Having learned what I can from behaviour studies, I turn to the booming field of canine brain imaging. For years, researchers have been scanning people’s brains while they perform mental tasks, and these studies have revealed the patterns of neural activity that underlie everything from recalling memories to conjuring up mental imagery. People are asked to picture an orange, for example, and we then find out the neurons that do that job. More recently, researchers have tried the same techniques on dogs, examining their , faces and emotions as well as identifying brain regions responsible for language representation, attachment and relationship dynamics with humans.
Canine brain scans
The difficulty with doggy brain imaging, however, is ground truth. There is no way of getting dogs to picture an orange or even asking them what they are experiencing. A dog might be wagging its tail inside an MRI machine, but we can’t know if that actually means it is happy – or even if happiness is a valid emotion to project onto a dog.
However, a start-up in India called Dognosis is making progress by building EEG headsets for dogs that aim to “decipher the canine mind in real time”. The idea is to connect dogs’ internal neural signatures with outward behaviours in their natural environments. If the dog is wagging its tail while running through a field, we can be more confident of what’s going on in its inner world.
Founder Akash Kulgod is currently refining a prototype device using dogs’ impressive ability to sniff out cancer samples. He shows me a video in which Dognosis’s “canine experimenter in chief” – a beagle called Snow – can roam freely among eight different boxes in a room, one of which contains a mask that someone with cancer has breathed into. When Snow smells this box, it sparks a fairly consistent electrical signature in the EEG headset. In the first instance, this could enable Kulgod to identify when dogs smelled a disease much more reliably. (Dogs are legitimately great at identifying disease, but can start to conveniently sniff it out everywhere after a while, in the hope of getting more treats.) Dognosis is now partnering with hospitals in low-income countries, where biopsies and blood tests for cancer are harder to access than dogs.

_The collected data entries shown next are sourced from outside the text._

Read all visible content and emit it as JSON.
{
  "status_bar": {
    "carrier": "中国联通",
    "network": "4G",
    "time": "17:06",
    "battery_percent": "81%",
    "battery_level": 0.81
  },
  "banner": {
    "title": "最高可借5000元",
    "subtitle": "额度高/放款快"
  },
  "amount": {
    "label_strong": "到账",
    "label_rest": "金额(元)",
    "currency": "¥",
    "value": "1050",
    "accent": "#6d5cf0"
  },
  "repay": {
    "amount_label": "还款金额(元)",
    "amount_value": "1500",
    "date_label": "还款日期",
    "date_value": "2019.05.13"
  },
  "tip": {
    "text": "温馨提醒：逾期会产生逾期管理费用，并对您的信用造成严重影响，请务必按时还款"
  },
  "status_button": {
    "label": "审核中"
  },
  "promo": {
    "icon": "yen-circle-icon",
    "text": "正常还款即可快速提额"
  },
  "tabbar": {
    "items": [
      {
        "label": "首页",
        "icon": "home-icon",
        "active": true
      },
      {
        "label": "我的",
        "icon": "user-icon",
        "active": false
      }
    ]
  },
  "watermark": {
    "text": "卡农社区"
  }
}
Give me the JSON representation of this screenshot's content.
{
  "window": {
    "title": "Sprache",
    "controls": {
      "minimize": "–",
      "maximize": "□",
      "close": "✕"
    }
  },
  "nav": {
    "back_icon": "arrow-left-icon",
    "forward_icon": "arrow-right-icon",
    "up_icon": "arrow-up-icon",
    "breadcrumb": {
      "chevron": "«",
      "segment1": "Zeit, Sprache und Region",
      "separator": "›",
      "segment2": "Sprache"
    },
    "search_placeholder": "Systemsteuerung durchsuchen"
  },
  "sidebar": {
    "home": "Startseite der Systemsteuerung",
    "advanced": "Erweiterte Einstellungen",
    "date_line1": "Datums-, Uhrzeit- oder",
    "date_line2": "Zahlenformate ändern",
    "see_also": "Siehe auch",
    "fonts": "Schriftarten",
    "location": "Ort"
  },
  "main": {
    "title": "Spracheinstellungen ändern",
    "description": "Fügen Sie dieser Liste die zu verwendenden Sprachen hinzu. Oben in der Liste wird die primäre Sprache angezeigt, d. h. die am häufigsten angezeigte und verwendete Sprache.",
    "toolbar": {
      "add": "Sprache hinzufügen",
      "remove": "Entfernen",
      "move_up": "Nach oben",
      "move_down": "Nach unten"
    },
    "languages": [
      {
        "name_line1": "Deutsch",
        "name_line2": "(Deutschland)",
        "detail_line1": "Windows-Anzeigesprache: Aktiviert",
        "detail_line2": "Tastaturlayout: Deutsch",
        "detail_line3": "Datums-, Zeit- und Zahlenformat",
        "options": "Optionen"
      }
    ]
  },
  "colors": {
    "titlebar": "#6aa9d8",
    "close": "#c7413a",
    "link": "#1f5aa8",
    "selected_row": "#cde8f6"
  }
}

A dog might wag its tail, but we can't truly know if that means it is happy
This research highlights one of the hardest problems when it comes to knowing what’s going on in the minds of dogs. Because of their incredible olfactory abilities, so much of dogs’ perception is based on smell. That means there is a huge gulf between the human and dog “umwelt”, or sensory experience of the world, says Kulgod. “They’re seeing with their nose, quite literally.”
So even if there is some kind of mental representation of “chicken” when Laika presses the relevant button on FluentPet, it is probably vastly different from my own. This difference surely extends to how dogs perceive other beings in the world, say Hecht. “What are humans for dogs? Are we another dog? Are we a strange creature? It’s very complicated to find out how they [imagine] us,” says Miklósi. He welcomes the research possibilities that wearable brain imaging would open, but argues that such technology could get in the way of everyday human-dog relationships. “If you are a dog owner, you don’t really need that,” he says.
Still, Kulgod says he is confident that technology can “amplify our ability to connect with dogs”. He hopes that Dognosis’s headset will, at some point, be able to find consistent neural signatures of mental states, so the device can tell you when a dog is experiencing anxiety, say. And now Laika and I are helping with the effort. Kulgod sent me one of his headsets and Laika (pictured above) looks fantastic in it. I’ve been recording her brainwaves as I say her name to see what’s going on in her mind. But let’s face it: she’s probably just thinking about chicken.